В школе Абрамчик появился за двадцать минут до первого урока. Когда прозвенел звонок, о расписке уже знало большинство в девятых классах и отчасти в десятых и одиннадцатых. Расписку никто не видел. Абрамчик уверял, что она у Муси… Вот Муся придет, и тогда — пожалуйста. Текст, услышанный десятки раз, каждый пересказывал по-своему.
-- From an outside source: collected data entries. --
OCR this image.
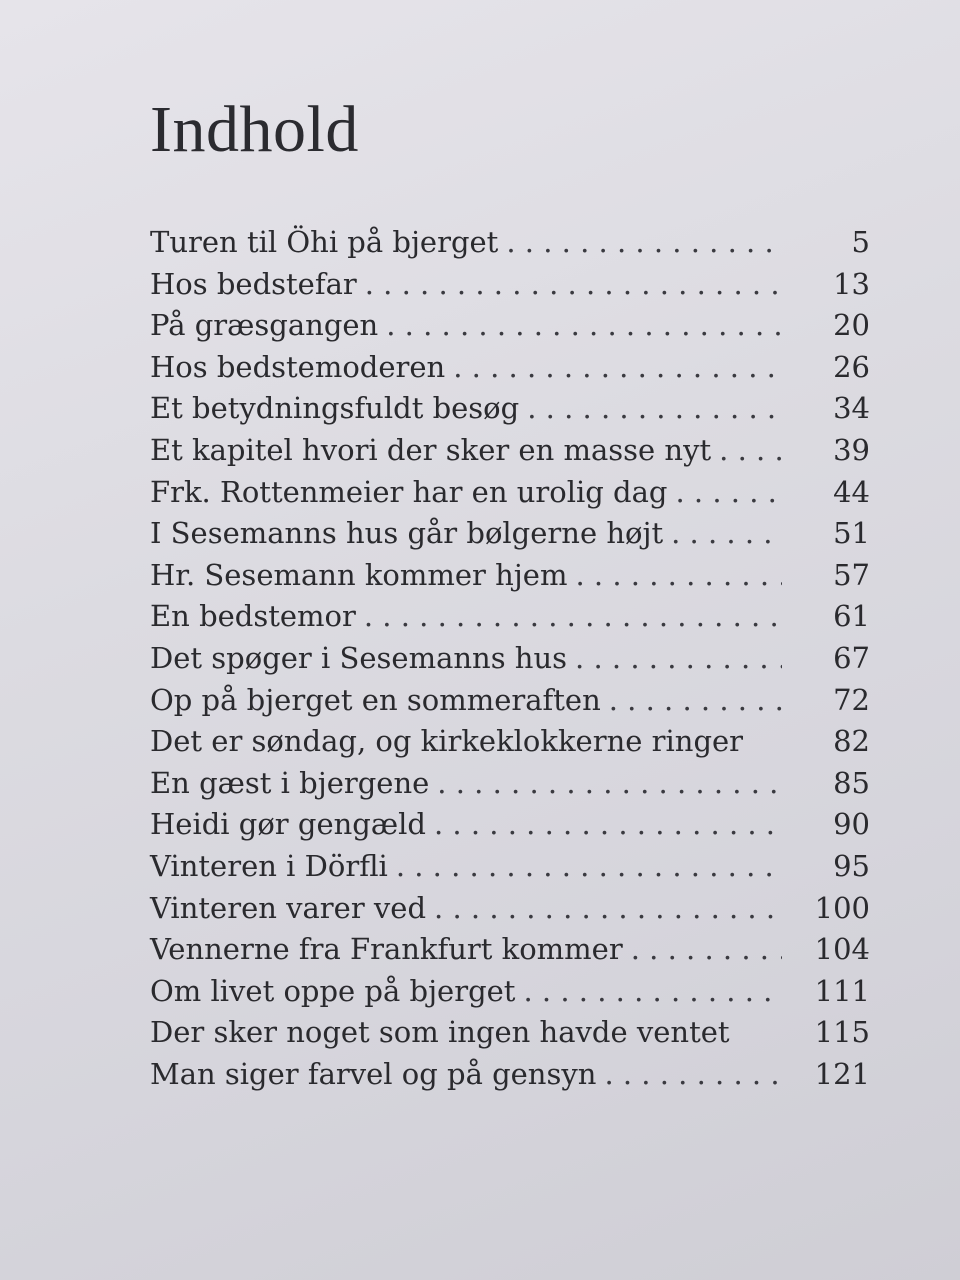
Indhold
Turen til Öhi på bjerget . . .	5
Hos bedstefar . . .	13
På græsgangen . . .	20
Hos bedstemoderen . . .	26
Et betydningsfuldt besøg . . .	34
Et kapitel hvori der sker en masse nyt . . .	39
Frk. Rottenmeier har en urolig dag . . .	44
I Sesemanns hus går bølgerne højt . . .	51
Hr. Sesemann kommer hjem . . .	57
En bedstemor . . .	61
Det spøger i Sesemanns hus . . .	67
Op på bjerget en sommeraften . . .	72
Det er søndag, og kirkeklokkerne ringer	82
En gæst i bjergene . . .	85
Heidi gør gengæld . . .	90
Vinteren i Dörfli . . .	95
Vinteren varer ved . . .	100
Vennerne fra Frankfurt kommer . . .	104
Om livet oppe på bjerget . . .	111
Der sker noget som ingen havde ventet	115
Man siger farvel og på gensyn . . .	121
Многие вообще не знали, кто такой этот Ваня Мамкин, но многие из не знавших всем сердцем жаждали на него посмотреть: на человека, который сделал минет сразу четверым и честно признался в этом в расписке. На такого придурка стоило посмотреть. Факт, что Ваня минетчик, стал для всех неоспоримым; неоспоримым было и то, что Ваня делал это за деньги, причем за совсем небольшие деньги, можно сказать задаром… Ему это нравилось. Многие из подростков, купленные именно этим, еле высиживали первый урок, чтобы только дождаться перемены и найти этого Ваню. Цель у каждого была своя: одним не терпелось проучить этот ходячий позор школы, некоторые же таили надежду напрямую воспользоваться Ваниными услугами. Кое-кто уже прикидывал, сколько заплатить; словом, за двадцать минут Ваня Мамкин стал самой известной, самой желанной, во всех смыслах, фигурой в школе.